Last week, an alleged cranky old teacher gave us a GREAT lesson on grammar. I almost changed my mind to do a full post on passive voice as I said I would in my last post. Since Grammarly keeps accusing me of using it, I decided I needed a full post on the topic. But I loved what she wrote, so let’s review it (her #4) and then I will expand on it and hopefully, then if nothing else, I will get it! Isn’t that the point, we make sure the “teacher” knows the lessons? hehe
4. If at all possible, use active voice.
In the ACTIVE voice, the subject performs the action. In the passive voice, the subject is the VICTIM of the action. The only good time to use passive voice is when you’re trying to avoid assigning blame.
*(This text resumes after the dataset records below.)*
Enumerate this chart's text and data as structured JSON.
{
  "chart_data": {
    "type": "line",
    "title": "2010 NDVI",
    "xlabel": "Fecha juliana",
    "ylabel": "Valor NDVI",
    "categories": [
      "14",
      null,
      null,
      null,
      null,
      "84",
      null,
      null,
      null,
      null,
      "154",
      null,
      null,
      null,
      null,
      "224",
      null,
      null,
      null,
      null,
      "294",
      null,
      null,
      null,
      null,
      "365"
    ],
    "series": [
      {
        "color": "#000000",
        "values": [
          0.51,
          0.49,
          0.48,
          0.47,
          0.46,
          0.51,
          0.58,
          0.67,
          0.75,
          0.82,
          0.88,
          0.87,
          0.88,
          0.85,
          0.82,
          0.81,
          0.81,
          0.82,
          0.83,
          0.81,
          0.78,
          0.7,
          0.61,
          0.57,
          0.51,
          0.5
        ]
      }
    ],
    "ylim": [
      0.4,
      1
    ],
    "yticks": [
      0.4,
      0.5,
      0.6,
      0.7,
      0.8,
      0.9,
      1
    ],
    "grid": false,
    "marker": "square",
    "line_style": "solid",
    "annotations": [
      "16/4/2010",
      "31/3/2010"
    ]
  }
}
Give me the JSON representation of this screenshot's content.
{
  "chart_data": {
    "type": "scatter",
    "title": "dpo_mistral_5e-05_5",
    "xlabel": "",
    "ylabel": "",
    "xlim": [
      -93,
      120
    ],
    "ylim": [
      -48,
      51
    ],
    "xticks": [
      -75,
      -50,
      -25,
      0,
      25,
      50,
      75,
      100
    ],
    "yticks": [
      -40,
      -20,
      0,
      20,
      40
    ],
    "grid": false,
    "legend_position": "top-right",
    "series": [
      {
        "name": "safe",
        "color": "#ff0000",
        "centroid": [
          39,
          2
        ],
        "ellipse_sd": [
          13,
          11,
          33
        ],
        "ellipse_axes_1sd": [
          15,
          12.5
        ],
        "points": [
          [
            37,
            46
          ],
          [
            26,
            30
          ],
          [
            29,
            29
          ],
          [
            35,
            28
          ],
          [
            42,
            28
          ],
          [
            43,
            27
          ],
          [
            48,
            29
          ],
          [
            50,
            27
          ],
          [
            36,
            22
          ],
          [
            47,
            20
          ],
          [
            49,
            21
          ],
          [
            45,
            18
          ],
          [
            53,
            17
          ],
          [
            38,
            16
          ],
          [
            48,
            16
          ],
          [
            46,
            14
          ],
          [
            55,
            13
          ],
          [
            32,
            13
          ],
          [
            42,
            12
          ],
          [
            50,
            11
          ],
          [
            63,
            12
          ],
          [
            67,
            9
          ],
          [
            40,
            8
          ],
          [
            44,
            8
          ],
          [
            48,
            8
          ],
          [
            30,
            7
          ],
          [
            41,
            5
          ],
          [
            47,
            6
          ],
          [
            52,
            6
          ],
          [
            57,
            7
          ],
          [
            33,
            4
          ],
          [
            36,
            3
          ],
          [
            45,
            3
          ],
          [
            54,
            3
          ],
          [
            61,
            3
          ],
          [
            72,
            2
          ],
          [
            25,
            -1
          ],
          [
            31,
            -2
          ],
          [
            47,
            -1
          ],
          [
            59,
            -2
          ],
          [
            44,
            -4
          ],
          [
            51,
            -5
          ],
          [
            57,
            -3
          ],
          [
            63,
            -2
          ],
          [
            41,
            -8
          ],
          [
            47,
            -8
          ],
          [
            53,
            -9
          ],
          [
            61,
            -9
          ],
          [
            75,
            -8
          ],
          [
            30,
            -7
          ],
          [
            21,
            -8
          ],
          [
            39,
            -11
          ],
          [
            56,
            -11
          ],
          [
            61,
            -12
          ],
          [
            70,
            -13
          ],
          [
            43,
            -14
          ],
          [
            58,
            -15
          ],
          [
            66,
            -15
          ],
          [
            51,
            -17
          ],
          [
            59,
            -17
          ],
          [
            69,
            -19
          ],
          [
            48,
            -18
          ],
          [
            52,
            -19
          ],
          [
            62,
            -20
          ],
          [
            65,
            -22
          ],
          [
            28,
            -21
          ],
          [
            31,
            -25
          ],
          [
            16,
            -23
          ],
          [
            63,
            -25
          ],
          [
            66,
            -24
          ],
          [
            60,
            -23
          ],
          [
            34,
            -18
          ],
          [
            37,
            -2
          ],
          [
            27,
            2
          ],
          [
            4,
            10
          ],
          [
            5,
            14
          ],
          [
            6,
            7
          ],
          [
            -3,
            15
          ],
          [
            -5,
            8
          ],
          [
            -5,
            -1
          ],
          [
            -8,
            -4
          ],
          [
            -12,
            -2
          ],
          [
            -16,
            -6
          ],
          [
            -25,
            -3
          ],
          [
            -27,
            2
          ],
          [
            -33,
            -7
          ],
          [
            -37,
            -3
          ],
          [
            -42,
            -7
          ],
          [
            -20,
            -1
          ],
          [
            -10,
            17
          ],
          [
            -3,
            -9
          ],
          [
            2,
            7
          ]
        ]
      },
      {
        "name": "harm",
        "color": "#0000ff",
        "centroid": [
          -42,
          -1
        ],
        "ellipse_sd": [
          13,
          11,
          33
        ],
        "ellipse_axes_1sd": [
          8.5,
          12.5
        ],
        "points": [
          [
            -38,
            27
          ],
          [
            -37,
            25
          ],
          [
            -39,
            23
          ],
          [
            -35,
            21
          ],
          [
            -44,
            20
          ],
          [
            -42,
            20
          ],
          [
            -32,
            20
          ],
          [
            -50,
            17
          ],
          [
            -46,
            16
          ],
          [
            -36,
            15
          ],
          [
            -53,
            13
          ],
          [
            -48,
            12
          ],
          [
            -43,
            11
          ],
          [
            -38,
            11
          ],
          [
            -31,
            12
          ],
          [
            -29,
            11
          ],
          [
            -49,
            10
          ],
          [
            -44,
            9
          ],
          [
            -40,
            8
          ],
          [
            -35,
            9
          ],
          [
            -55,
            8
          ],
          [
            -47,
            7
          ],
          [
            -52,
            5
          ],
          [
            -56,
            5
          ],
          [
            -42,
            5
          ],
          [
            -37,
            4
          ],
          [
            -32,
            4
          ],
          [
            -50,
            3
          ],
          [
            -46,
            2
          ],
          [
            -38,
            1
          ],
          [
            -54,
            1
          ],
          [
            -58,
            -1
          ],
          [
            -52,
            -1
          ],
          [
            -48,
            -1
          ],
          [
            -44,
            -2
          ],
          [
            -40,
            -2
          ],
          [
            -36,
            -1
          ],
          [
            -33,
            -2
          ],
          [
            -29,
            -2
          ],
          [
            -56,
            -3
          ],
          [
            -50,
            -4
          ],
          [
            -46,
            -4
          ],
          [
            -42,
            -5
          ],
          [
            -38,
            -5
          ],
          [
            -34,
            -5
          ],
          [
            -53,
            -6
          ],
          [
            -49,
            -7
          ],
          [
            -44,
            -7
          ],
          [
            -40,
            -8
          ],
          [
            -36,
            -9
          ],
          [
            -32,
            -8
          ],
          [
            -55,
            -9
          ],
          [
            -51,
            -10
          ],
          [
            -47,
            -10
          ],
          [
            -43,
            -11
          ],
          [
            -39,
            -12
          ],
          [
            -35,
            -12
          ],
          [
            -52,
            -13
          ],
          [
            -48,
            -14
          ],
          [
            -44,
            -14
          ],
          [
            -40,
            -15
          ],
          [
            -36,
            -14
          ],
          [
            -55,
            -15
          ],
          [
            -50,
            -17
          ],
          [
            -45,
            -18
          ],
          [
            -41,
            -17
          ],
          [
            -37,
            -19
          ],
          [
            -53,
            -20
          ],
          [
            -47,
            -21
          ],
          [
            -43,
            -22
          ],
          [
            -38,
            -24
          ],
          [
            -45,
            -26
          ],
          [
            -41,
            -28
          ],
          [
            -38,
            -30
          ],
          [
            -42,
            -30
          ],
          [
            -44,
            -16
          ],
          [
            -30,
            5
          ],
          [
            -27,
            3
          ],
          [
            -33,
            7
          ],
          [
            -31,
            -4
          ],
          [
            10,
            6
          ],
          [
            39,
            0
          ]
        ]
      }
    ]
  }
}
So, say, the clerk, Esme, left the shop and forgot to lock the door. Active voice would be this:
Esme left the door unlocked.
The subject is the clerk, Esme; the action was leaving. (The action SHOULD have been locking, but Esme, poor dumb bunny, forgot.)
If I was a kind boss writing a police report after the discovery of missing items–the thieves walking in and helping themselves, thanks to the unlocked door–I might write:
The door was left unlocked.
Here, the door is the subject; it is the victim of the clerk’s forgetfulness. Notice Esme does not appear anywhere in the sentence. This is passive. In a passive sentence, if it’s not stated, you always have to ask yourself: by whom? Or–by what?
In 99 per cent of cases, it’s better writing to be active–let your subject be the doer.
Now to further expand, and if you are like me, you need more!
The passive voice is a grammatical construction (specifically, a “voice”). The noun or noun phrase that would be the object of an active sentence (such as: Our grandson threw toys every day) appears as the subject of a sentence with passive voice (Every day, toys were thrown.)
In most English sentences with an action verb, the subject, grandson, performs the action denoted by the verb: threw. These examples show that the subject is doing the verb’s action. Because the subject does or “acts upon” the verb in such sentences, the sentences are said to be in the active voice.
Another way to put this is: When the verb is active, threw, the subject performs the action (grandson); when the verb is passive, the subject is the recipient of the action: Toys were thrown every day. In the examples given above, both verbs are present tense; the difference between them is called voice. This has a subtle effect upon the impact of the sentence.
When the subject of the sentence is doing something the verb is active. When the object of the sentence is having something done to it, the verb is passive. Identify which is active: The grey hat was worn by the man. OR The man wore a grey hat.
I thought a little test would help bring this lesson home!